Make expand_tabs() UTF-8 aware.

Previously, expand_tabs() counted every *byte* rather than every *character* to determine the proper tab stops. This change fixes that by skipping over UTF-8 continuation bytes (bytes of the form 10xxxxxx), which are the only types of bytes in valid UTF-8 that do not start a character.

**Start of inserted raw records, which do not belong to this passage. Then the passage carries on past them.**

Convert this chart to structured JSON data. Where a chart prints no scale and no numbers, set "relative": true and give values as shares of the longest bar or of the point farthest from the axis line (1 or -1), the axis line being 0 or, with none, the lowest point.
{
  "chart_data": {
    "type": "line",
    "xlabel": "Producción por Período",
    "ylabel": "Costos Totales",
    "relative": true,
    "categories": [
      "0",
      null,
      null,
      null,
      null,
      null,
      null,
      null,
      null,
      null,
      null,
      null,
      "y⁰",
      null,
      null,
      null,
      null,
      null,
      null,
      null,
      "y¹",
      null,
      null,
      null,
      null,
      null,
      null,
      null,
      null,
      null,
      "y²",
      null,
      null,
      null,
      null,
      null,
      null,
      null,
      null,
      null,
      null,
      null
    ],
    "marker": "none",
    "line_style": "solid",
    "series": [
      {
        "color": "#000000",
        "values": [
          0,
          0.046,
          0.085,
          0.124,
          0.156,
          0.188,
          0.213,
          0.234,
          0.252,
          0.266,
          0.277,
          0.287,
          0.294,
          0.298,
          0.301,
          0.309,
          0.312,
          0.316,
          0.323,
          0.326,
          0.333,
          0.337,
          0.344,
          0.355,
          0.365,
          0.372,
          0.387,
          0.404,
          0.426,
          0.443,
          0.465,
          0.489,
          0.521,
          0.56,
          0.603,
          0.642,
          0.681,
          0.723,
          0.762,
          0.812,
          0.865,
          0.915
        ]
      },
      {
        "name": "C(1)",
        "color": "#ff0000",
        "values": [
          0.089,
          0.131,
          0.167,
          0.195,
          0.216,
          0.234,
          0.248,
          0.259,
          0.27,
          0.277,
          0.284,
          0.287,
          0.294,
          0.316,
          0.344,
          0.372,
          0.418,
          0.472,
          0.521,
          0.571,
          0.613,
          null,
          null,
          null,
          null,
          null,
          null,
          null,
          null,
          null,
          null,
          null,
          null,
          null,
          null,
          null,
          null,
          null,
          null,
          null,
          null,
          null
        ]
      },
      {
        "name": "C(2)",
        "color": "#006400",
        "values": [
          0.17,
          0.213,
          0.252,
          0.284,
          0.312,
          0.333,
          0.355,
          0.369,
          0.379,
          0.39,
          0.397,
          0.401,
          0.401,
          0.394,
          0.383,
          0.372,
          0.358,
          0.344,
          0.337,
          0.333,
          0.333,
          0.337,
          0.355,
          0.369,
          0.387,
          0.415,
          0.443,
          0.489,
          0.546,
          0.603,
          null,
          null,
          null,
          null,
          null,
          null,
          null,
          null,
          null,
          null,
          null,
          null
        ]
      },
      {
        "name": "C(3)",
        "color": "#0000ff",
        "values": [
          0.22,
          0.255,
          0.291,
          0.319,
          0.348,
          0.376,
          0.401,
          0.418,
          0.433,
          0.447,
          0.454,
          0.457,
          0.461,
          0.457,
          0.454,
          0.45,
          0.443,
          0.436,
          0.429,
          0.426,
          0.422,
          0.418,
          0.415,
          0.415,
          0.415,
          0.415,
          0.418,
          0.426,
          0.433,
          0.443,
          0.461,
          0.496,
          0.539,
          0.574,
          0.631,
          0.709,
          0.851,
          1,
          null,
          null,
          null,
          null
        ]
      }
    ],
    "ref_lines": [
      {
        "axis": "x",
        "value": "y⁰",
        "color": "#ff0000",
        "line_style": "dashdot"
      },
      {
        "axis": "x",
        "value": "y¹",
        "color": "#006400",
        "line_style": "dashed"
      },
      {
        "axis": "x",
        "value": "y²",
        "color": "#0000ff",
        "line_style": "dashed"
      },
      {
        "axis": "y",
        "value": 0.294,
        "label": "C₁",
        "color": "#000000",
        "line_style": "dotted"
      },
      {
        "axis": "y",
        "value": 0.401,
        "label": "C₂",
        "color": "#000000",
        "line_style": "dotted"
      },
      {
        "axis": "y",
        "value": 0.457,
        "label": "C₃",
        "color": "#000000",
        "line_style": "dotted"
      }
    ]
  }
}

This code does not skip over combining characters.
2014-09-20 02:26:20 -04:00 · 2014-09-20 02:26:20 -04:00 · 23a8c1933b
commit 23a8c1933b
parent ebb1a34d0f
1 changed files with 10 additions and 1 deletions
--- a/src/document.c
+++ b/src/document.c
@ -2662,13 +2662,22 @@ is_ref(const uint8_t *data, size_t beg, size_t end, size_t *last, struct link_re

 static void expand_tabs(hoedown_buffer *ob, const uint8_t *line, size_t size)
 {
+	/* This code makes two assumptions:
+	 * - Input is valid UTF-8.  (Any byte with top two bits 10 is skipped,
+	 *   whether or not it is a valid UTF-8 continuation byte.)
+	 * - Input contains no combining characters.  (Combining characters
+	 *   should be skipped but are not.)
+	 */
 	size_t  i = 0, tab = 0;

 	while (i < size) {
 		size_t org = i;

 		while (i < size && line[i] != '\t') {
-			i++; tab++;
+			i++;
+			/* ignore UTF-8 continuation bytes */
+			if ((line[i] & 0xc0) != 0x80)
+				tab++;
 		}

 		if (i > org)